Minimum acceptance checks
- Check: Each ad group serves one search intent.
- Check: Each keyword set has a landing page, match type, and negative candidates.
- Check: The launch has clear keep, pause, or expand conditions.
- Copyable lesson notes: The responsible person can review the action from the Search launch structure sheet without guessing why it was built this way.
Copyable lesson notes: make the first Search campaign reviewable
After the first Search campaign goes live, the useful output is not a dashboard image. It is a launch record that next week's reviewer can understand: why the campaign is grouped this way, why these terms are bought, why this page receives the click, which terms are held back, and how week one decides keep, pause, or expand.
Search launch structure copyable lesson notes
Current pressure: Do not build the first Search campaign as a keyword warehouse. Each ad group should serve one search intent.
First proof: Write the campaign goal, ad group intent, first Phrase / Exact keywords, RSA promise, final URL, first-screen proof, and starter negatives.
This week's action: Launch only terms that one RSA and one page can explain. If a problem-solving term lacks page proof, fix the page before buying the click.
Stop action: Do not read brand, non-brand, competitor, free, DIY, repair, jobs, used, or other mixed-intent terms inside the same group.
Review window: In week one, read search terms, CTR, add_to_cart, purchase, Shopify orders, and post-click behavior against the structure sheet.
Next route: If search terms drift, move to search terms, negatives, and match types. If clicks are good but page quality is weak, return to ad promise and landing page. If conversion trust is unstable, return to conversion tracking QA.
How this connects: after launch, watch search terms and budget guardrails
Launching a Search campaign is not the finish line. In week one, prove that Google is buying the right real queries and that low-quality terms are not consuming the budget.
- Next lesson: search terms, negatives, and match types to turn search term, matched keyword, and negative action into a reviewable record.
- Budget guardrail: budget and bidding basics to define break-even ROAS, Max CPA, and review window before changing budget.

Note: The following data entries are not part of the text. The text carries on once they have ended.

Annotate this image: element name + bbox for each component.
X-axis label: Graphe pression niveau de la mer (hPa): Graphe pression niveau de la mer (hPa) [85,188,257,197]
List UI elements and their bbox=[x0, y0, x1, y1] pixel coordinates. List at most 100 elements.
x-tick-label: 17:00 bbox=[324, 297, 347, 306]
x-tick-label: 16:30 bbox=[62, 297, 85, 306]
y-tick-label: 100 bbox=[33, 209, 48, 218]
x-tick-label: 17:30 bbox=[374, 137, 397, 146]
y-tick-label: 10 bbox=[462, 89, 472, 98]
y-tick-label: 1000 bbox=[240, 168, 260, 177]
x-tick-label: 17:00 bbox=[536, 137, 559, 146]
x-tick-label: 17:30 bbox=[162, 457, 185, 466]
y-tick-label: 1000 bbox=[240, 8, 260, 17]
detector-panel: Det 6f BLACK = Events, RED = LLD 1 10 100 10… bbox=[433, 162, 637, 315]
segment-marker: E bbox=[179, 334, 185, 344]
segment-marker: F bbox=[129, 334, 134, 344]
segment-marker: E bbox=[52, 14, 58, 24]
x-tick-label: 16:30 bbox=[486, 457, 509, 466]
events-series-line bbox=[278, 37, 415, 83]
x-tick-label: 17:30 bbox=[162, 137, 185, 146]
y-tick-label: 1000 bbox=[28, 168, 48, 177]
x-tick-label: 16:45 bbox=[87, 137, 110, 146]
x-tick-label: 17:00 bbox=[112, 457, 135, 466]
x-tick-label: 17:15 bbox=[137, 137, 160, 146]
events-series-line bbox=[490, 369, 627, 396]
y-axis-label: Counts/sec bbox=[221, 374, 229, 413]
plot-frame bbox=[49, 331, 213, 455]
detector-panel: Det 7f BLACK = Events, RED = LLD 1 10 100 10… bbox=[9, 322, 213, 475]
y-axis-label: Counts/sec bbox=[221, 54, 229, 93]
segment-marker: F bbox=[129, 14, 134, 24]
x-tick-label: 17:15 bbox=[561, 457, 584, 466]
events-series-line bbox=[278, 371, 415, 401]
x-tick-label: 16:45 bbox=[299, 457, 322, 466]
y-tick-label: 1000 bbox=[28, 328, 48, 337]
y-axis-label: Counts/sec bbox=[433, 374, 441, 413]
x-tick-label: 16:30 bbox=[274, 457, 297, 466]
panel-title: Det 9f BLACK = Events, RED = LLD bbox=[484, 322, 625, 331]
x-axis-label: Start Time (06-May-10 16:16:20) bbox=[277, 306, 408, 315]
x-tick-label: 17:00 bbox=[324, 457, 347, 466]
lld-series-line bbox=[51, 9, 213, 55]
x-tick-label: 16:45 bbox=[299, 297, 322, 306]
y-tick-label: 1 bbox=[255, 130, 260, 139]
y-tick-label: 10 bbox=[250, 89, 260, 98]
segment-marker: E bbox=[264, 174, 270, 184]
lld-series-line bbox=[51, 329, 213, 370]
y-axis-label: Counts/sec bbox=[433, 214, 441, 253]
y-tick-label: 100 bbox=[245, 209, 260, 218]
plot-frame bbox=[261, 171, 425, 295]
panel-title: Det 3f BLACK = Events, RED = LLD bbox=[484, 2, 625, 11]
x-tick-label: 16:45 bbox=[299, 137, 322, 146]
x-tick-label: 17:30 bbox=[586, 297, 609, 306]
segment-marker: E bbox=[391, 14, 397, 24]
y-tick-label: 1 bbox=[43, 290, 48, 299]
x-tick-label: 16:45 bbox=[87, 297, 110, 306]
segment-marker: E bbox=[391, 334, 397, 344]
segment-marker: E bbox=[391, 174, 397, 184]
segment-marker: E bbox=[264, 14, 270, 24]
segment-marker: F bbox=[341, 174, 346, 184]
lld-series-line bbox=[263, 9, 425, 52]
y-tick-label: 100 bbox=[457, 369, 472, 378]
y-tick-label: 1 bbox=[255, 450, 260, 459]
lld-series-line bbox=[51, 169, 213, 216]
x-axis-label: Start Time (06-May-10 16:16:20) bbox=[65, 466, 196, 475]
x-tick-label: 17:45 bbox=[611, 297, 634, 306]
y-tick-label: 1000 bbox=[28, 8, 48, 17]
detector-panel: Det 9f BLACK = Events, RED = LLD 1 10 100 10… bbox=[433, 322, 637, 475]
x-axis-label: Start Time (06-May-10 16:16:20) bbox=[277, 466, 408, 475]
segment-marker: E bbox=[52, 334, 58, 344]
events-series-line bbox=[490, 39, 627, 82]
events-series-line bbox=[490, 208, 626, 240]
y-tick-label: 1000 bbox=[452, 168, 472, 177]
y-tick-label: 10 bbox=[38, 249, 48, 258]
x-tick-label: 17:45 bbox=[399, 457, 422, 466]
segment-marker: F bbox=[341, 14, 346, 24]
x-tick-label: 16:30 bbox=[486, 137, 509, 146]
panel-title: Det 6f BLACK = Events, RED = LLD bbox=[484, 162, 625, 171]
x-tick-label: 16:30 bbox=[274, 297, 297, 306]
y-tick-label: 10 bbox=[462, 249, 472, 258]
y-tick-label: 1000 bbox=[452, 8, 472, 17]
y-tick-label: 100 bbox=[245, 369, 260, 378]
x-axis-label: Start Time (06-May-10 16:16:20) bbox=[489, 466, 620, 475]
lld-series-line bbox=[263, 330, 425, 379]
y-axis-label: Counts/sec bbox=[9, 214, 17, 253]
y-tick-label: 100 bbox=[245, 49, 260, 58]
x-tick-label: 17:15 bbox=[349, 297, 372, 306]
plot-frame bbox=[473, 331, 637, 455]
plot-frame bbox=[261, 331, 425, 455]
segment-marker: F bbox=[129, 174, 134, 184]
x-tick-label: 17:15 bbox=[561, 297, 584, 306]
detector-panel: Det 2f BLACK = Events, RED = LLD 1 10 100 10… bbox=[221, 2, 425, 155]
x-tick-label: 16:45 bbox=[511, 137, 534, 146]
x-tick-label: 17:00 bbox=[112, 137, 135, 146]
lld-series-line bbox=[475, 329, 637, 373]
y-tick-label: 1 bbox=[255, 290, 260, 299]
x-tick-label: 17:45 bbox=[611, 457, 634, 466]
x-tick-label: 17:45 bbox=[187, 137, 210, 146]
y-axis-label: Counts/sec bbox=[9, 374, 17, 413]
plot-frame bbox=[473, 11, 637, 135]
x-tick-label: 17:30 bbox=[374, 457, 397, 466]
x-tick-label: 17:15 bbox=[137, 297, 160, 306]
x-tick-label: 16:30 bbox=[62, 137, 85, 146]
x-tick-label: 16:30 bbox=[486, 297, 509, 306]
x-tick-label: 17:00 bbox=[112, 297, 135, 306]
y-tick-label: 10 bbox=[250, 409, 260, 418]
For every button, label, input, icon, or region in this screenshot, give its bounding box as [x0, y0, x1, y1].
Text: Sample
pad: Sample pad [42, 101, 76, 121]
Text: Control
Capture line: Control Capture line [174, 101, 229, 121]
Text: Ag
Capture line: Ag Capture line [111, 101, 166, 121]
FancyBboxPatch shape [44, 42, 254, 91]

Next step: use the sheet for search-term and negative review
After launch, do not change the account every day from one metric. Read search terms, CTR, post-click behavior, conversions, and Shopify orders against the structure sheet. If search terms drift, adjust match type and negatives. If clicks look good but post-click quality is weak, return to ad promise and landing page. If brand terms perform well, do not use them as proof that non-brand structure works.
The lesson is complete when you can close the first review in one sentence: because of this search-term and page evidence, we will keep, pause, or expand this ad group, observe until this date, and assign this person to gather the missing proof.